As suggested earlier, there seems to an awakening in the market to just how important Minyari Dome has become to Antipa. Given the impact of the record Aussie gold price on the project’s NPV, there should be no surprise in that.
The second awakening in regard to Antipa is the strategic appeal of Minyari Dome and the company’s other exploration projects across the Paterson, including exploration joint ventures where IGO (ASX:IGO) and Newmont Corporation (ASX:NEM) are picking up the bills.
It was Newmont that sold Telfer to Greatland last year along with its 70% interest in their 70:30% Havieron high-grade gold discovery – 55km to the west of Telfer – which Greatland is planning to produce its first gold from through the Telfer processing plant in the second half of 2027.
Greatland is owned 20.4% by Newmont following the Telfer/Havieron deal, and 8.5% by Andrew Forrest’s Wyloo. It now has an Aussie dollar market cap of $1.89 billion and is due to join the ASX list in the June quarter.
Havieron is very much the jewel in the crown for Greatland but at a planned mining rate of 2.85Mtpa it will not provide a long term solution to fully utilise Telfer’s processing capacity of more than 20Mtpa from two processing “trains”.

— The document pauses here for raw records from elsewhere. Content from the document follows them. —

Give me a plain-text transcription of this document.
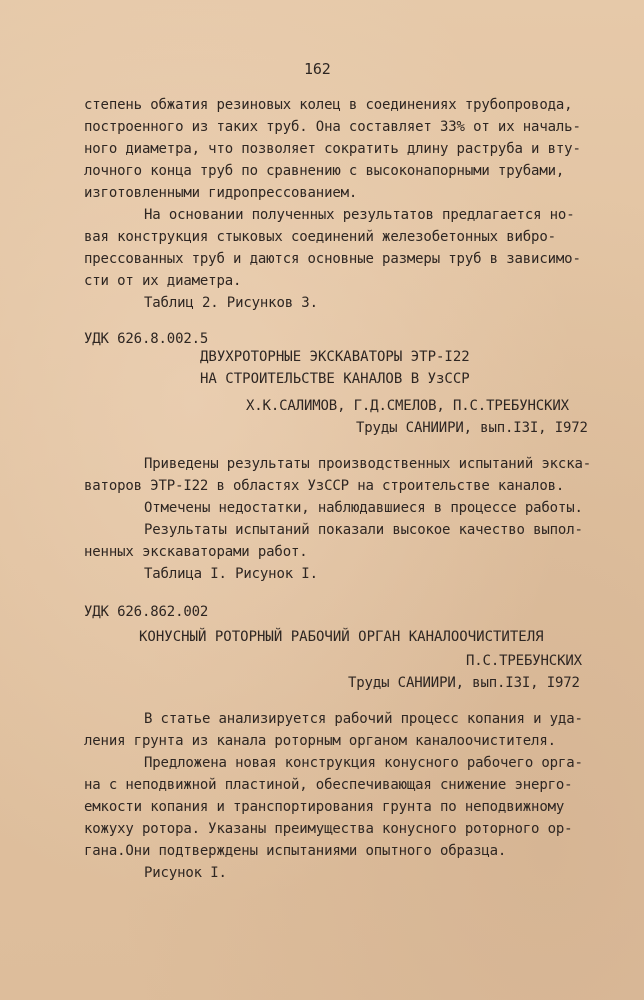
162
степень обжатия резиновых колец в соединениях трубопровода,
построенного из таких труб. Она составляет 33% от их началь-
ного диаметра, что позволяет сократить длину раструба и вту-
лочного конца труб по сравнению с высоконапорными трубами,
изготовленными гидропрессованием.
На основании полученных результатов предлагается но-
вая конструкция стыковых соединений железобетонных вибро-
прессованных труб и даются основные размеры труб в зависимо-
сти от их диаметра.
Таблиц 2. Рисунков 3.
УДК 626.8.002.5
ДВУХРОТОРНЫЕ ЭКСКАВАТОРЫ ЭТР-I22
НА СТРОИТЕЛЬСТВЕ КАНАЛОВ В УзССР
Х.К.САЛИМОВ, Г.Д.СМЕЛОВ, П.С.ТРЕБУНСКИХ
Труды САНИИРИ, вып.I3I, I972
Приведены результаты производственных испытаний экска-
ваторов ЭТР-I22 в областях УзССР на строительстве каналов.
Отмечены недостатки, наблюдавшиеся в процессе работы.
Результаты испытаний показали высокое качество выпол-
ненных экскаваторами работ.
Таблица I. Рисунок I.
УДК 626.862.002
КОНУСНЫЙ РОТОРНЫЙ РАБОЧИЙ ОРГАН КАНАЛООЧИСТИТЕЛЯ
П.С.ТРЕБУНСКИХ
Труды САНИИРИ, вып.I3I, I972
В статье анализируется рабочий процесс копания и уда-
ления грунта из канала роторным органом каналоочистителя.
Предложена новая конструкция конусного рабочего орга-
на с неподвижной пластиной, обеспечивающая снижение энерго-
емкости копания и транспортирования грунта по неподвижному
кожуху ротора. Указаны преимущества конусного роторного ор-
гана.Они подтверждены испытаниями опытного образца.
Рисунок I.
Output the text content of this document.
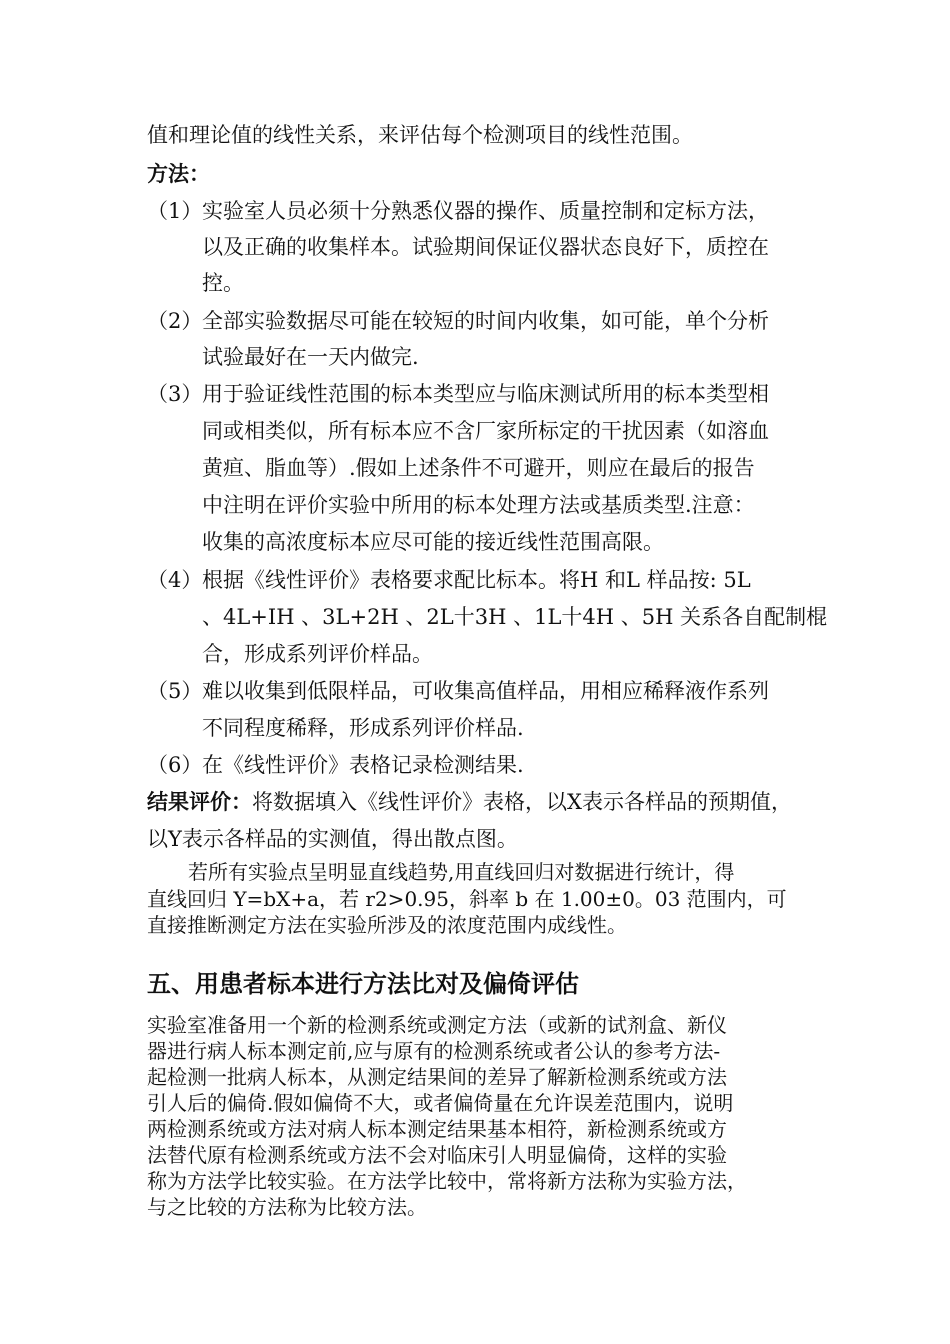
值和理论值的线性关系，来评估每个检测项目的线性范围。
方法：
（1） 实验室人员必须十分熟悉仪器的操作、质量控制和定标方法，
以及正确的收集样本。试验期间保证仪器状态良好下，质控在
控。
（2） 全部实验数据尽可能在较短的时间内收集，如可能，单个分析
试验最好在一天内做完.
（3） 用于验证线性范围的标本类型应与临床测试所用的标本类型相
同或相类似，所有标本应不含厂家所标定的干扰因素（如溶血
黄疸、脂血等）.假如上述条件不可避开，则应在最后的报告
中注明在评价实验中所用的标本处理方法或基质类型.注意：
收集的高浓度标本应尽可能的接近线性范围高限。
（4） 根据《线性评价》表格要求配比标本。将H 和L 样品按: 5L
、4L+IH 、3L+2H 、2L十3H 、1L十4H 、5H 关系各自配制棍
合，形成系列评价样品。
（5） 难以收集到低限样品，可收集高值样品，用相应稀释液作系列
不同程度稀释，形成系列评价样品.
（6） 在《线性评价》表格记录检测结果.
结果评价：将数据填入《线性评价》表格，以X表示各样品的预期值，
以Y表示各样品的实测值，得出散点图。
若所有实验点呈明显直线趋势,用直线回归对数据进行统计，得
直线回归 Y=bX+a，若 r2>0.95，斜率 b 在 1.00±0。03 范围内，可
直接推断测定方法在实验所涉及的浓度范围内成线性。
五、用患者标本进行方法比对及偏倚评估
实验室准备用一个新的检测系统或测定方法（或新的试剂盒、新仪
器进行病人标本测定前,应与原有的检测系统或者公认的参考方法-
起检测一批病人标本，从测定结果间的差异了解新检测系统或方法
引人后的偏倚.假如偏倚不大，或者偏倚量在允许误差范围内，说明
两检测系统或方法对病人标本测定结果基本相符，新检测系统或方
法替代原有检测系统或方法不会对临床引人明显偏倚，这样的实验
称为方法学比较实验。在方法学比较中，常将新方法称为实验方法，
与之比较的方法称为比较方法。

That’s why there is lots of chatter about Greatland using its firepower to make Minyari Dome its own. As it is, Greatland has said previously that as Telfer is the only operating plant in the Paterson with surplus capacity, “Telfer ‘enables a hub and spoke’ strategy to incorporate accretive regional opportunities.”
London broker Cavendish placed a 6c a share price target on Antipa in a December 20 note on a standalone (building its own mill at Minyari Dome has been priced at more than $300 million) sum-of-the-parts basis.

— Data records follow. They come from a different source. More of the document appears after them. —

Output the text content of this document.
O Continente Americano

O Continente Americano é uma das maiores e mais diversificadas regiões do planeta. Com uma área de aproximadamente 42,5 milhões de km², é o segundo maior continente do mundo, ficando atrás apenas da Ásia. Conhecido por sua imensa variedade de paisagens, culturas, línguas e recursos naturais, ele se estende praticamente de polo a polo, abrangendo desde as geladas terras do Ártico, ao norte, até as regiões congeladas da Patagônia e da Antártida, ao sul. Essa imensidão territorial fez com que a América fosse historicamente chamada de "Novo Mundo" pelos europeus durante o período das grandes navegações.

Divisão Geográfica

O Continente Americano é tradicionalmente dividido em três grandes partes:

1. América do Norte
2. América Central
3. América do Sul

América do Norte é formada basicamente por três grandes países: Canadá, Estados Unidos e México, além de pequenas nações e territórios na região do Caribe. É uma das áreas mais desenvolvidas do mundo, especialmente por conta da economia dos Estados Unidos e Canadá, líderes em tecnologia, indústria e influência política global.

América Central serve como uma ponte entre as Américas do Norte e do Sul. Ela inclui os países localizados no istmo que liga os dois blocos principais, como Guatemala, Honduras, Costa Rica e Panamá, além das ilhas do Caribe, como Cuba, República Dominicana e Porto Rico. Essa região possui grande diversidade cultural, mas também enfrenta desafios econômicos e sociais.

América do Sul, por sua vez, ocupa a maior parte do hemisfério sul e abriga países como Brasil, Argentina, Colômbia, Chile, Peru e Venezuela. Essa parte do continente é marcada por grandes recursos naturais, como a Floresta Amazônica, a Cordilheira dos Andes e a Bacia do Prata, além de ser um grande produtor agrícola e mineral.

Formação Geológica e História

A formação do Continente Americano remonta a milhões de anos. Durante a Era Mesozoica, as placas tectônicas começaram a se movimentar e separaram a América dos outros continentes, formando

It said its price target was underpinned by a “solid asset on the development path, all with discovery upside re-rating potential and potential M&A exits that are now more in the spotlight.”
The views, information, or opinions expressed in this article are solely those of the columnist and do not represent the views of Stockhead. Stockhead does not provide, endorse or otherwise assume responsibility for any financial product advice contained in this article.
At Stockhead, we tell it like it is. While Antipa Minerals is a Stockhead advertiser, it did not sponsor this article.